Мама учит Зинаиду риторике. Сама предложила. Рецепт немудреный: почитать вслух, послушать. Папа упирался, но недолго. Зинаида ездит к маме в библиотеку, где в пропахшей клеем каморке слушает записи папиных чтений и сама читает маме монологи из пьес. Вечерами, когда отец на дежурстве, Зинаида приходит с ночевкой к нам домой. Они с мамой устраиваются в гостиной, и Зина учится говорить «с чувством, с толком, с расстановкой».
– «Я к вам пишу. Чего же боле? Что я могу еще сказать?»
– Нет, Зиночка, немного не так, – останавливает мама ее пламенную речовку. – Нужно начинать с обреченностью… «Я к вам пишу. Чего же боле?» Понимаешь, она все это давно пережила внутри, писала мысленно это письмо десятки раз, она повзрослела, сочиняя это письмо. И вот теперь, как будто в омут… «Я к вам пишу…» Попробуй.
Зинаида учится быстро.
Еще бы! На кону вся она цельным куском, все ее неустроенные не первой свежести годы, прожитые в одиночестве вдали от родных. Грязноватая общага при техникуме, пронизанная липким, но недолгим вниманием ровесников, а главное – стареющих бабников из числа преподавательского состава, разведенных, пьющих, считающих молчаливую пигалицу своей законной добычей. Ведомственная квартира. Рабочие с крепкими руками, ногти с кирпичной каймой. Мастера и начальники цехов – люди с репутацией – долго и по-разному ходят вокруг да около, чтобы потом предложить в лоб одно и то же… А на другой стороне жизни – в ореоле признания и всеобщей любви, подло атакуемый темными силами, – Григорий Дмитриевич, мой отец. Режиссер, волшебник. Большего никогда не будет. Ну и что, что чужое. Можно ведь краешком. Украдкой, как привыкла. Никому не помешав, ничего нигде не нарушив.
– Давай, Зина, давай.
– «Я к вам пишу. Чего же боле…»
– Во-от! Значительно лучше!
Если бы я сообразил, о чем на темной сцене при свете свечи прослезилась неисцелимая тихоня, я бы наверняка понял и остальное. Придя в себя, решился бы, возможно, на разговор с отцом. Поговорил бы с ним раньше, чем все полетело в тартарары. Всё могло бы сложиться иначе.

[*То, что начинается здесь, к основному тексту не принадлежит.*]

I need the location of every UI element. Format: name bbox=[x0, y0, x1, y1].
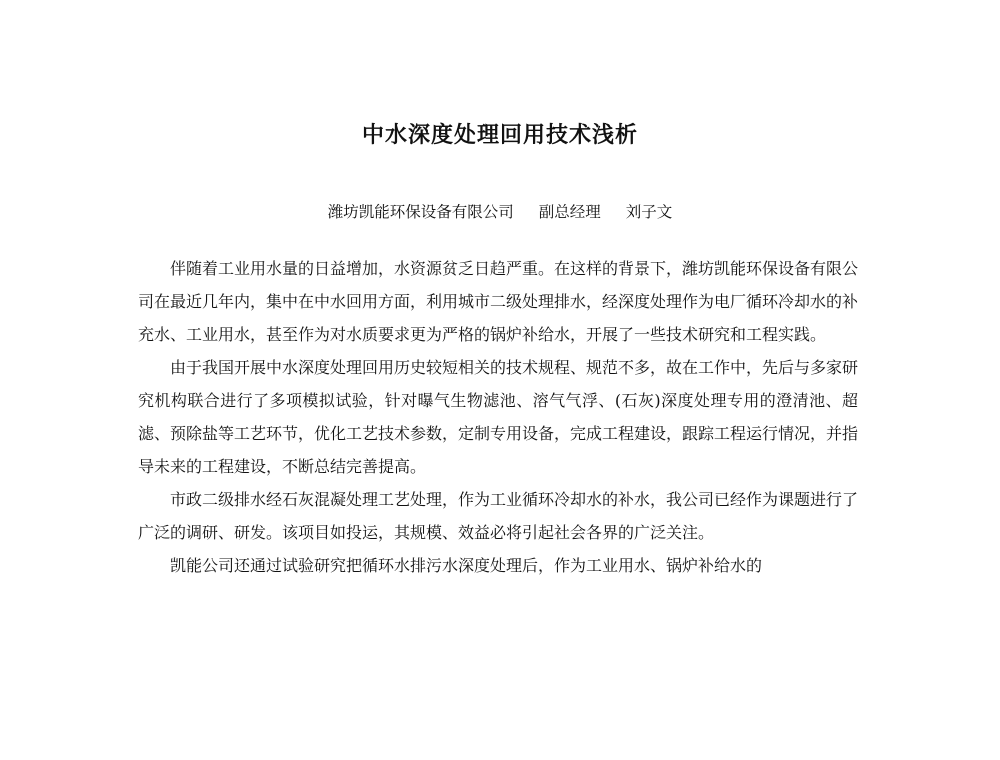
byline-company: 潍坊凯能环保设备有限公司 bbox=[327, 203, 514, 221]
paragraph-3: 市政二级排水经石灰混凝处理工艺处理，作为工业循环冷却水的补水，我公司已经作为课题进行了广泛的调研、研发。该项目如投运，其规模、效益必将引起社会各界的广泛关注。 bbox=[138, 490, 859, 542]
document-body bbox=[138, 252, 858, 582]
paragraph-1: 伴随着工业用水量的日益增加，水资源贫乏日趋严重。在这样的背景下，潍坊凯能环保设备有限公司在最近几年内，集中在中水回用方面，利用城市二级处理排水，经深度处理作为电厂循环冷却水的补充水、工业用水，甚至作为对水质要求更为严格的锅炉补给水，开展了一些技术研究和工程实践。 bbox=[138, 259, 859, 344]
paragraph-4: 凯能公司还通过试验研究把循环水排污水深度处理后，作为工业用水、锅炉补给水的 bbox=[170, 556, 763, 575]
paragraph-2: 由于我国开展中水深度处理回用历史较短相关的技术规程、规范不多，故在工作中，先后与多家研究机构联合进行了多项模拟试验，针对曝气生物滤池、溶气气浮、(石灰)深度处理专用的澄清池、超滤、预除盐等工艺环节，优化工艺技术参数，定制专用设备，完成工程建设，跟踪工程运行情况，并指导未来的工程建设，不断总结完善提高。 bbox=[138, 358, 859, 476]
byline-author: 刘子文 bbox=[625, 203, 673, 221]
document-title: 中水深度处理回用技术浅析 bbox=[361, 122, 638, 148]
byline-position: 副总经理 bbox=[538, 203, 601, 221]
byline bbox=[0, 200, 1000, 222]
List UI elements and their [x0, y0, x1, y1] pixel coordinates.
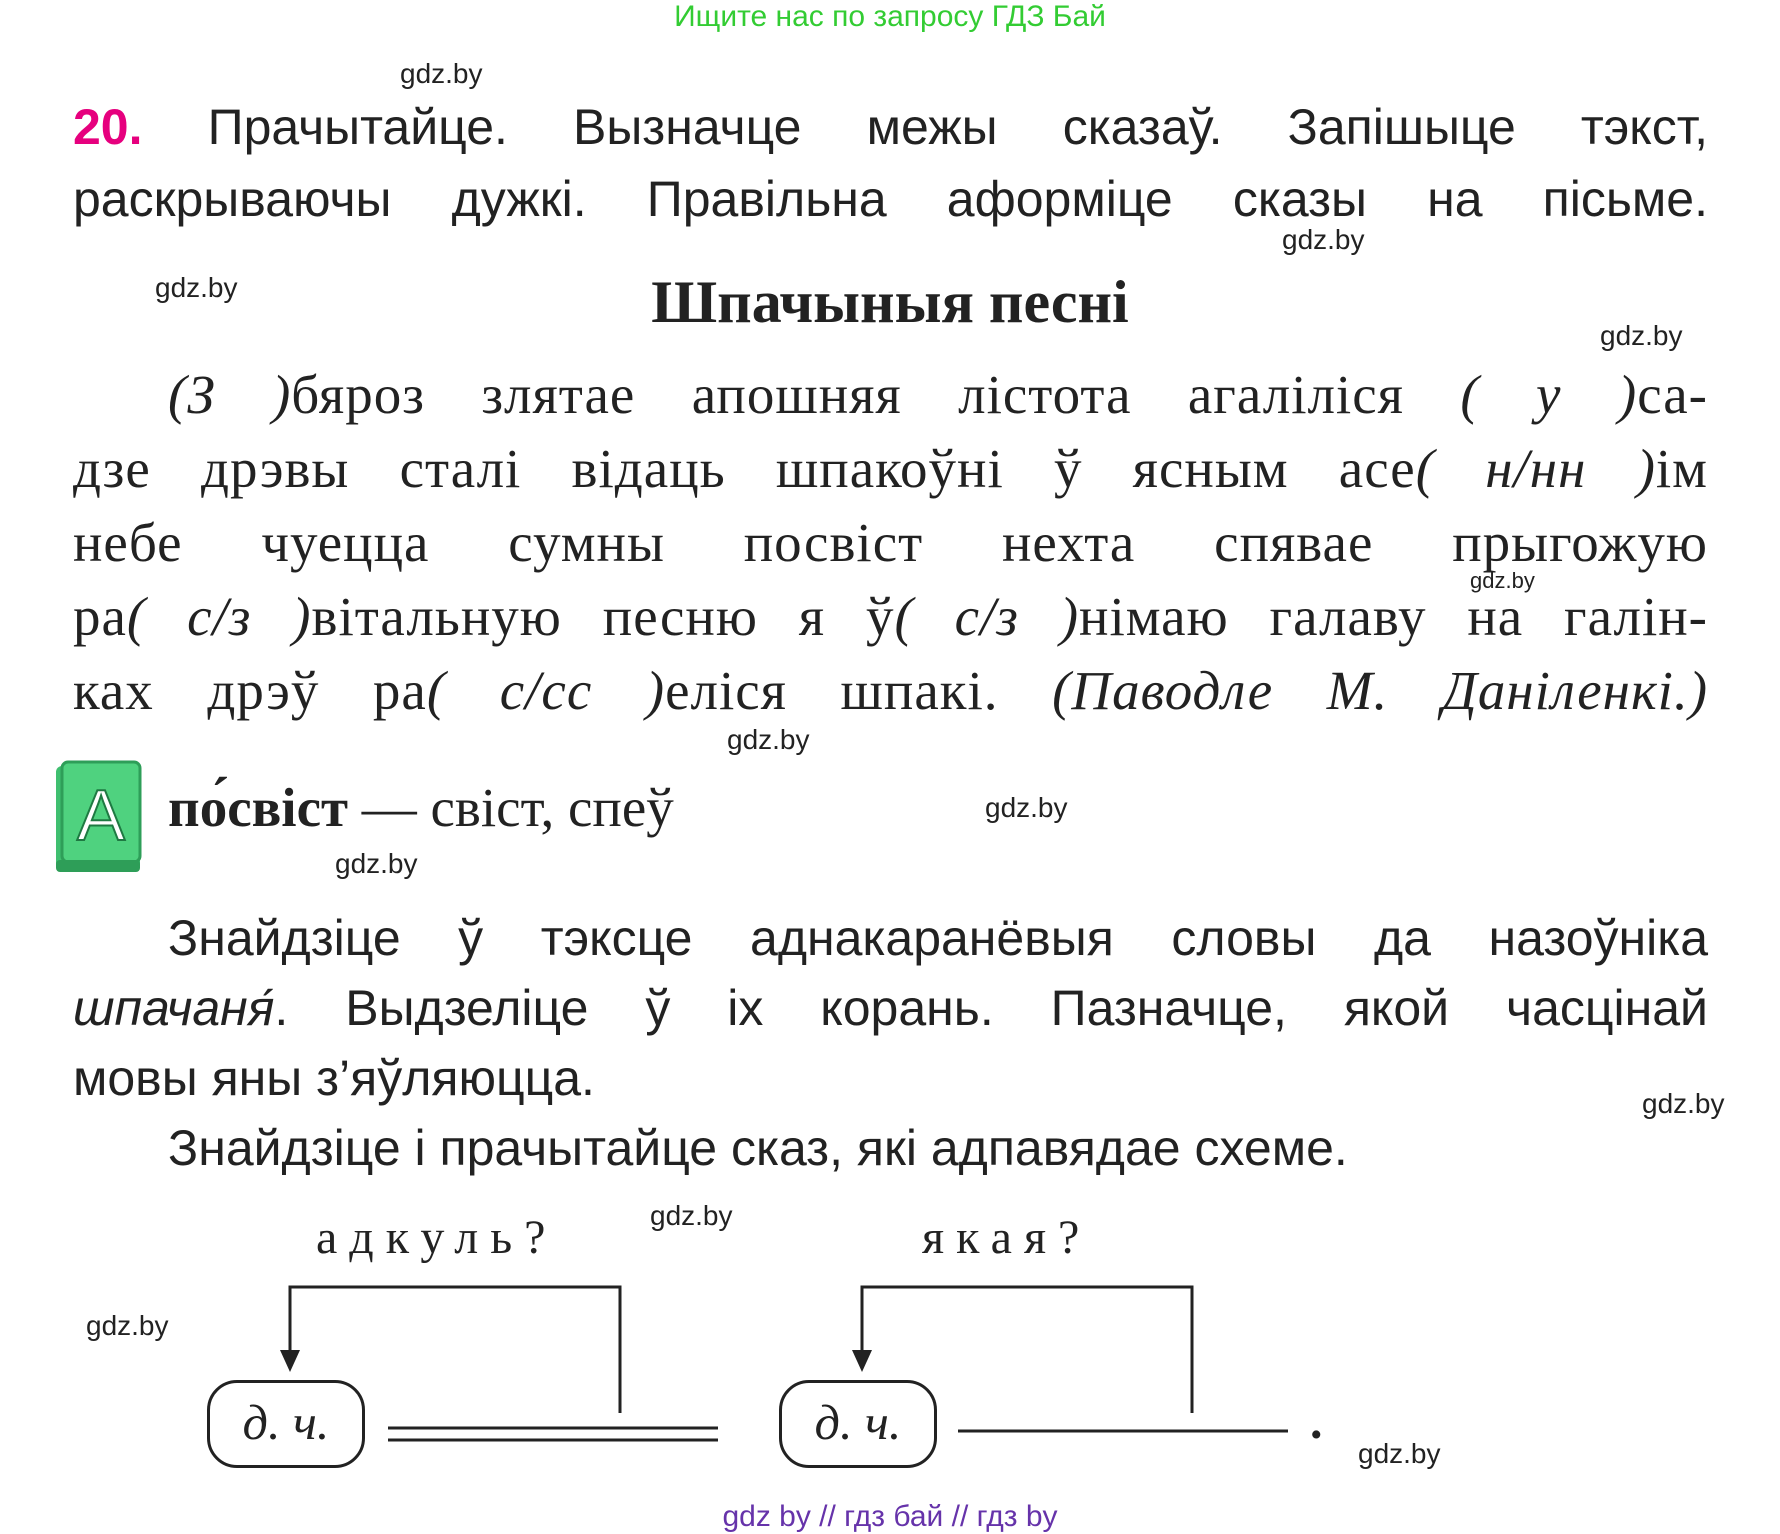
bracket: ( с/з )	[126, 586, 312, 647]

У отца бессонница. За полночь, убедившись, что сна ни в одном глазу, он спускается на кухню за валерианкой, хлопая тапками по ступеням. Я просыпаюсь и слушаю дальше: как он открывает кухонный ящик, как звякает пузырьком о рюмку. Под одеялом уютно. Ярко светит луна. Нежит голову не до конца рассеявшийся сон. Очень хочется пошептаться о чем-нибудь с отцом, все равно о чем, но чтобы по-взрослому и чтобы он не спешил отправить меня в постель – потому что завтра в школу и рано вставать… Но не решаюсь к нему выйти. Не знаю, каким его застану. Боюсь застать раскисшим. В щелке приоткрытой двери мелькает папина спина. Из кухни он пробирается тем же крадущимся шагом вверх по лестнице, только тапки теперь хлопают мягче.